I know.. I know.. It’s not a building, but I couldn’t help myself but to find this hidden cemetery and take some photos! Tucked way off a street, across railroad tracks and down into a grove of trees, I came across this Colonial-era cemetery known as the Old Settlers’ Burying Ground. Established by 1674, it is the town’s oldest formal cemetery with gravestones dispersed, both standing up to the heavens and seemingly jutting out of the ground like crooked teeth. The Old Settlers’ Burying Ground contains approximately 196 stones and an estimated 230 burials.

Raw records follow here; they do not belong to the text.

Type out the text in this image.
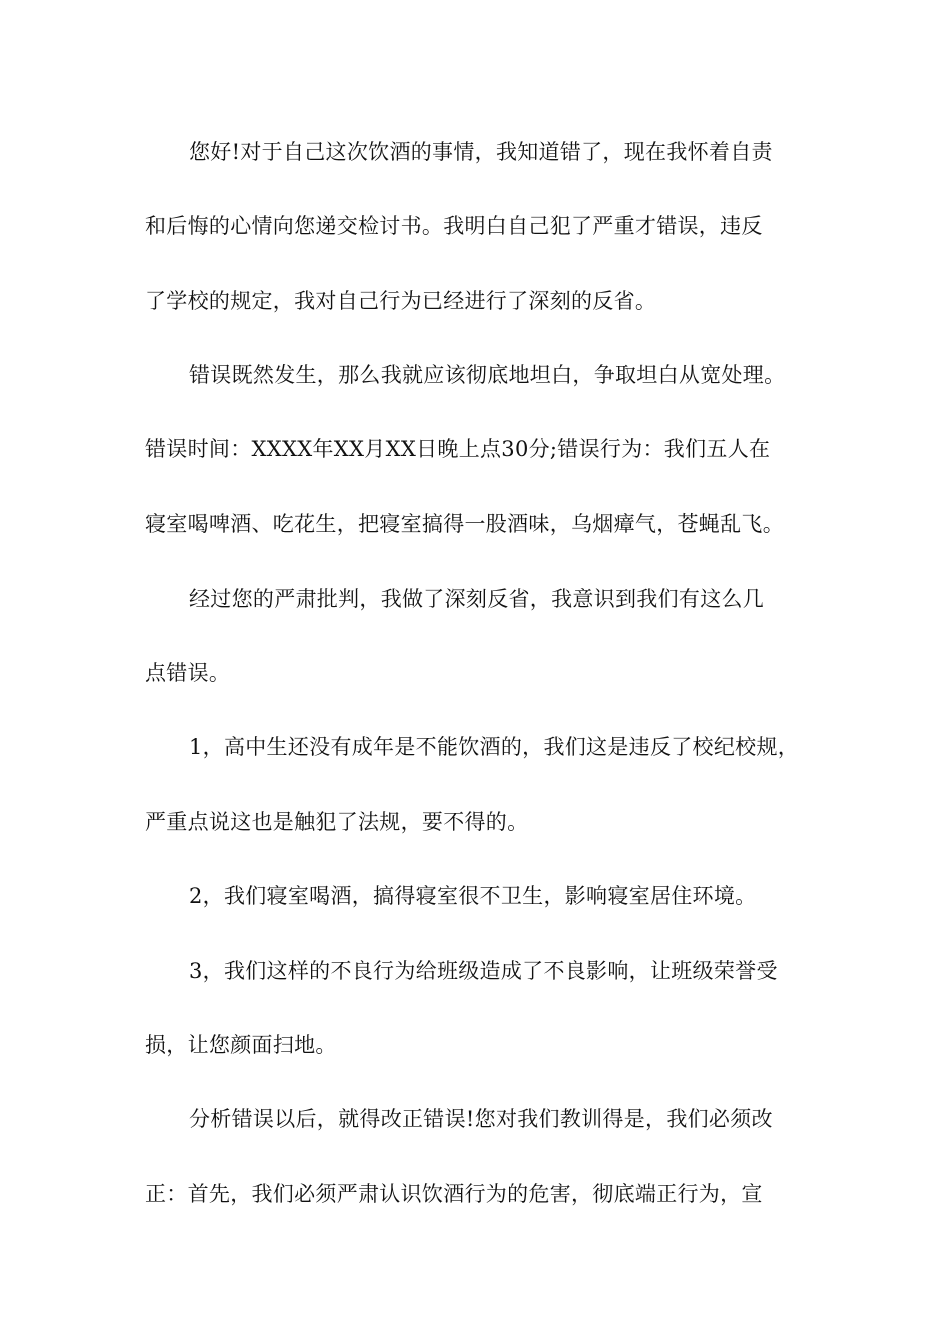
您好!对于自己这次饮酒的事情，我知道错了，现在我怀着自责
和后悔的心情向您递交检讨书。我明白自己犯了严重才错误，违反
了学校的规定，我对自己行为已经进行了深刻的反省。
错误既然发生，那么我就应该彻底地坦白，争取坦白从宽处理。
错误时间：XXXX年XX月XX日晚上点30分;错误行为：我们五人在
寝室喝啤酒、吃花生，把寝室搞得一股酒味，乌烟瘴气，苍蝇乱飞。
经过您的严肃批判，我做了深刻反省，我意识到我们有这么几
点错误。
1，高中生还没有成年是不能饮酒的，我们这是违反了校纪校规，
严重点说这也是触犯了法规，要不得的。
2，我们寝室喝酒，搞得寝室很不卫生，影响寝室居住环境。
3，我们这样的不良行为给班级造成了不良影响，让班级荣誉受
损，让您颜面扫地。
分析错误以后，就得改正错误!您对我们教训得是，我们必须改
正：首先，我们必须严肃认识饮酒行为的危害，彻底端正行为，宣
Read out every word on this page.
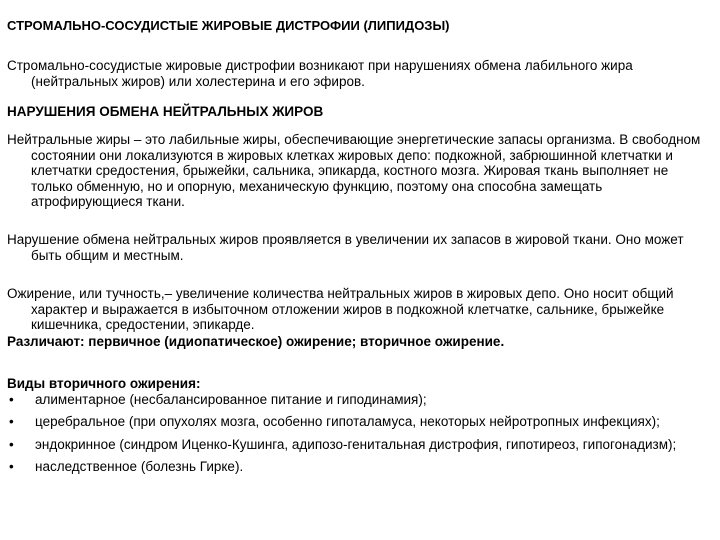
СТРОМАЛЬНО-СОСУДИСТЫЕ ЖИРОВЫЕ ДИСТРОФИИ (ЛИПИДОЗЫ)

Стромально-сосудистые жировые дистрофии возникают при нарушениях обмена лабильного жира (нейтральных жиров) или холестерина и его эфиров.

НАРУШЕНИЯ ОБМЕНА НЕЙТРАЛЬНЫХ ЖИРОВ

Нейтральные жиры – это лабильные жиры, обеспечивающие энергетические запасы организма. В свободном состоянии они локализуются в жировых клетках жировых депо: подкожной, забрюшинной клетчатки и клетчатки средостения, брыжейки, сальника, эпикарда, костного мозга. Жировая ткань выполняет не только обменную, но и опорную, механическую функцию, поэтому она способна замещать атрофирующиеся ткани.

Нарушение обмена нейтральных жиров проявляется в увеличении их запасов в жировой ткани. Оно может быть общим и местным.

Ожирение, или тучность,– увеличение количества нейтральных жиров в жировых депо. Оно носит общий характер и выражается в избыточном отложении жиров в подкожной клетчатке, сальнике, брыжейке кишечника, средостении, эпикарде.

Различают: первичное (идиопатическое) ожирение; вторичное ожирение.

Виды вторичного ожирения:
• алиментарное (несбалансированное питание и гиподинамия);
• церебральное (при опухолях мозга, особенно гипоталамуса, некоторых нейротропных инфекциях);
• эндокринное (синдром Иценко-Кушинга, адипозо-генитальная дистрофия, гипотиреоз, гипогонадизм);
• наследственное (болезнь Гирке).
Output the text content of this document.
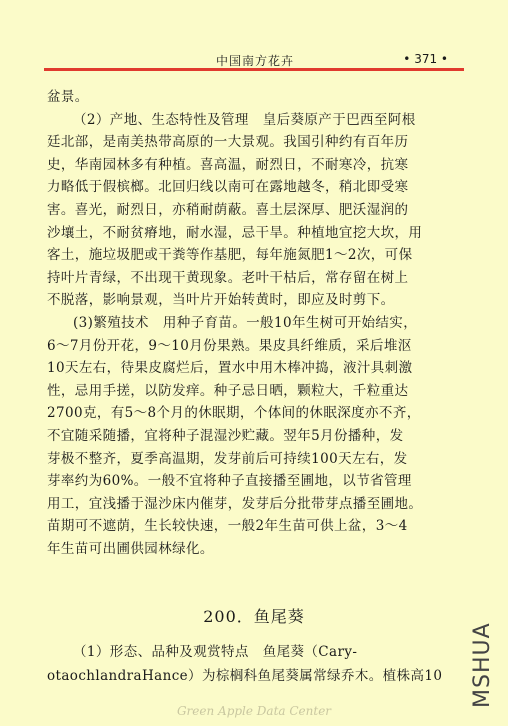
中国南方花卉	• 371 •

盆景。

（2）产地、生态特性及管理　皇后葵原产于巴西至阿根

廷北部，是南美热带高原的一大景观。我国引种约有百年历

史，华南园林多有种植。喜高温，耐烈日，不耐寒冷，抗寒

力略低于假槟榔。北回归线以南可在露地越冬，稍北即受寒

害。喜光，耐烈日，亦稍耐荫蔽。喜土层深厚、肥沃湿润的

沙壤土，不耐贫瘠地，耐水湿，忌干旱。种植地宜挖大坎，用

客土，施垃圾肥或干粪等作基肥，每年施氮肥1～2次，可保

持叶片青绿，不出现干黄现象。老叶干枯后，常存留在树上

不脱落，影响景观，当叶片开始转黄时，即应及时剪下。

(3)繁殖技术　用种子育苗。一般10年生树可开始结实，

6～7月份开花，9～10月份果熟。果皮具纤维质，采后堆沤

10天左右，待果皮腐烂后，置水中用木棒冲捣，液汁具刺激

性，忌用手搓，以防发痒。种子忌日晒，颗粒大，千粒重达

2700克，有5～8个月的休眠期，个体间的休眠深度亦不齐，

不宜随采随播，宜将种子混湿沙贮藏。翌年5月份播种，发

芽极不整齐，夏季高温期，发芽前后可持续100天左右，发

芽率约为60%。一般不宜将种子直接播至圃地，以节省管理

用工，宜浅播于湿沙床内催芽，发芽后分批带芽点播至圃地。

苗期可不遮荫，生长较快速，一般2年生苗可供上盆，3～4

年生苗可出圃供园林绿化。

200．鱼尾葵

（1）形态、品种及观赏特点　鱼尾葵（Cary-

otaochlandraHance）为棕榈科鱼尾葵属常绿乔木。植株高10	MSHUA
Green Apple Data Center
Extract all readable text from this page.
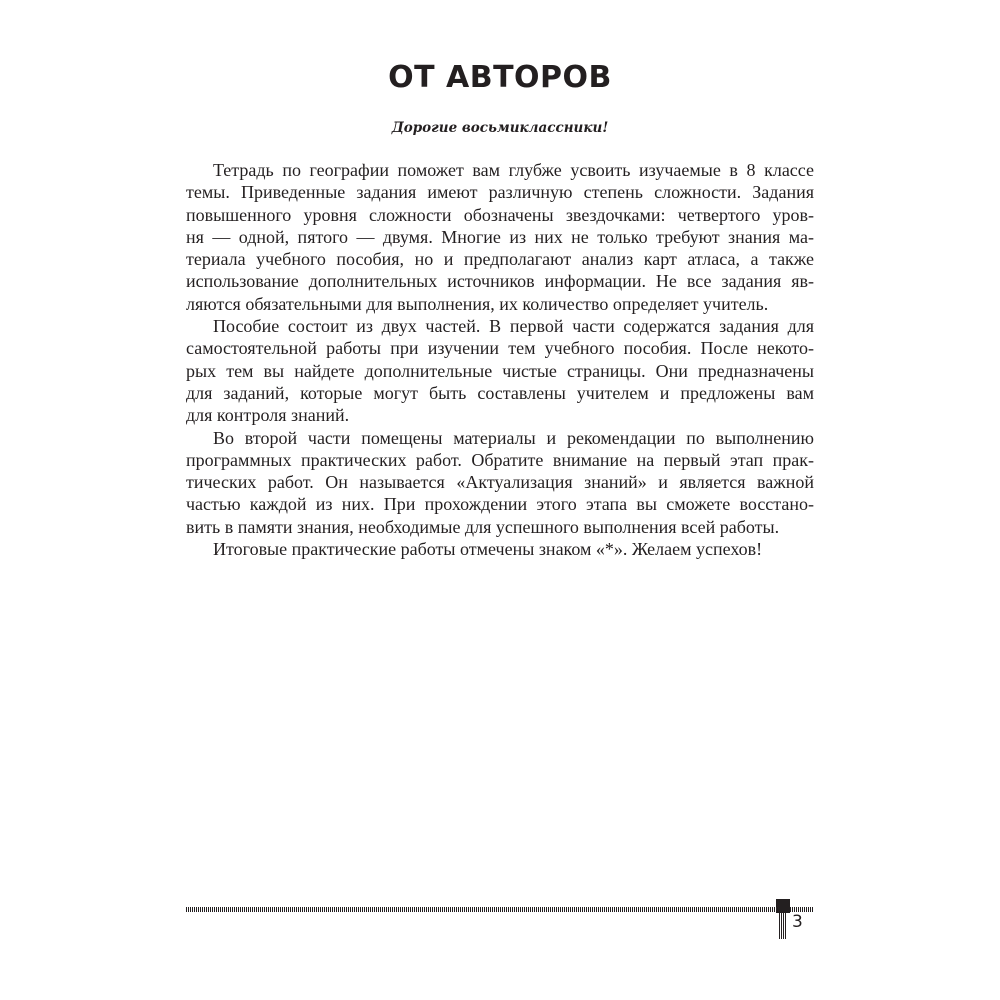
ОТ АВТОРОВ

Дорогие восьмиклассники!

Тетрадь по географии поможет вам глубже усвоить изучаемые в 8 классе
темы. Приведенные задания имеют различную степень сложности. Задания
повышенного уровня сложности обозначены звездочками: четвертого уров-
ня — одной, пятого — двумя. Многие из них не только требуют знания ма-
териала учебного пособия, но и предполагают анализ карт атласа, а также
использование дополнительных источников информации. Не все задания яв-
ляются обязательными для выполнения, их количество определяет учитель.

Пособие состоит из двух частей. В первой части содержатся задания для
самостоятельной работы при изучении тем учебного пособия. После некото-
рых тем вы найдете дополнительные чистые страницы. Они предназначены
для заданий, которые могут быть составлены учителем и предложены вам
для контроля знаний.

Во второй части помещены материалы и рекомендации по выполнению
программных практических работ. Обратите внимание на первый этап прак-
тических работ. Он называется «Актуализация знаний» и является важной
частью каждой из них. При прохождении этого этапа вы сможете восстано-
вить в памяти знания, необходимые для успешного выполнения всей работы.

Итоговые практические работы отмечены знаком «*». Желаем успехов!

3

The stones in the cemetery reflect the continuum of headstone iconography popular from the 17th through 19th centuries, depicting winged death’s head, soul effigy, heart, hourglass, skeleton, and cherubs, to name a few. The cemetery is thought to possibly have unmarked graves of the colonists who were killed during the Lancaster Raid, the first in a series of five planned raids on English colonist towns during the winter of 1675 as part of King Philip’s War. Metacom, known by English colonists as King Philip, was a Wampanoag sachem involved in leading and organizing Wampanoag warriors during the war. The tension that led to these raids began from the decline in the fur trade due to overhunting, the decrease in the native population due to European-derived diseases, and the invasion of English livestock on native land. According to one estimate, at least fourteen Lancaster inhabitants died and twenty-three were captured and taken as prisoners, some of those 14 are likely buried here in unmarked graves.